Александра склонилась над столом, приложила палец к своим губам и промурлыкала:
— Только тссс! Никому об этом не говорите. Это долгое время было нашей большой семейной тайной. О которой, разумеется, знало папино начальство. Но официально такое коллекционирование
Я посмотрел за окно — там уже не светило солнце, но ещё и не стемнело: чувствовалось, что Ленинград с его белыми ночами всё ближе. От пропитанной жиром газеты я избавился, но её запах всё ещё витал в купе. Пистолет перекочевал из-под полотенца под лежавшую слева от меня на полке подушку. Убрал я со стола и оба удостоверения. Смотрел на свою попутчицу. Потягивал из чашки остывший чай и с вполне искренним интересом слушал рассказы Александры — я уступил ей место рассказчика.
Отметил, что мы с Лебедевой беседовали уже больше шести часов. За это время, к нам в купе трижды заглядывала проводница — она дважды приносила нам чай в гранёных стаканах с металлическими подстаканниками. Журналистка щедро поделилась со мной своими ценными запасами сахара (я сахар с собой не взял: позабыл о том, что сейчас он был в дефиците). Накормила меня Александра и печеньем — тем самым «Юбилейным», которым я позавтракал сегодня в квартире брата.
— … В восемьдесят шестом году мы с моим бывшим мужем закончили МГУ, — рассказывала Александра. — Я к тому времени уже числилась внештатным корреспондентом городской газеты. А он целил на место в «Комсомольской правде». Но внезапно умер его знаменитый дед. Поэтому место в редакции газеты мой муж не получил. Да и наша с ним совместная жизнь дала трещину из-за его вечной хандры и пьянства «в поисках вдохновения». Он решил, что эмигрирует в Германию. Я вместе с ним не поехала…
После полуночи за окном вагона всё же стемнело.
Я опустил штору, отгородился от мелькания фонарей.
Александра в очередной раз зевнула и сообщила, что ложится спать.

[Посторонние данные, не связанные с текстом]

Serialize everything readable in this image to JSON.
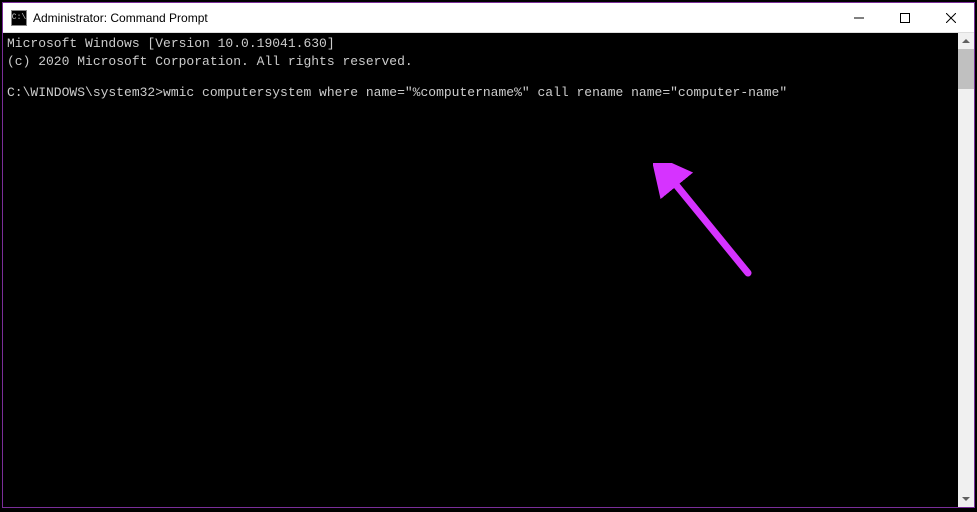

Лебедева уснула быстро: она пожелала мне «спокойной ночи» и громко засопела уже через минуту после того, как коснулась головой подушки. Я на верхнюю полку не полез — перестелил постель на нижней. Секунд десять рассматривал лицо спящей журналистки. Погасил свет. Улёгся напротив Лебедевой, слушал перестук колёс поезда, поскрипывание вагона и позвякивание стаканов на столе.
Голоса в соседних купе стихли ещё до полуночи. Но пассажиры вагона время от времени громко топали ногами в коридоре — шли на перекур. То и дело они громко хлопали дверями своих купе. Временами я чувствовал в воздухе запах табачного дыма. Свет в купе проникал лишь из коридора. Его хватало только на то, чтобы я видел в темноте смутные очертания лежавшей напротив меня Александры.
Я отметил, что журналистка спала, лёжа на спине. Должно быть, в той самой позе, в которой её в известном мне будущем утром нашла проводница вагона (нашла её уже мёртвой). Я время от времени посматривал под столом в сторону Александры. Не заметил, чтобы Лебедева шевелилась. Но я слышал посапывание Александры, когда поезд сбавлял скорость и скрипы вагона становились тише.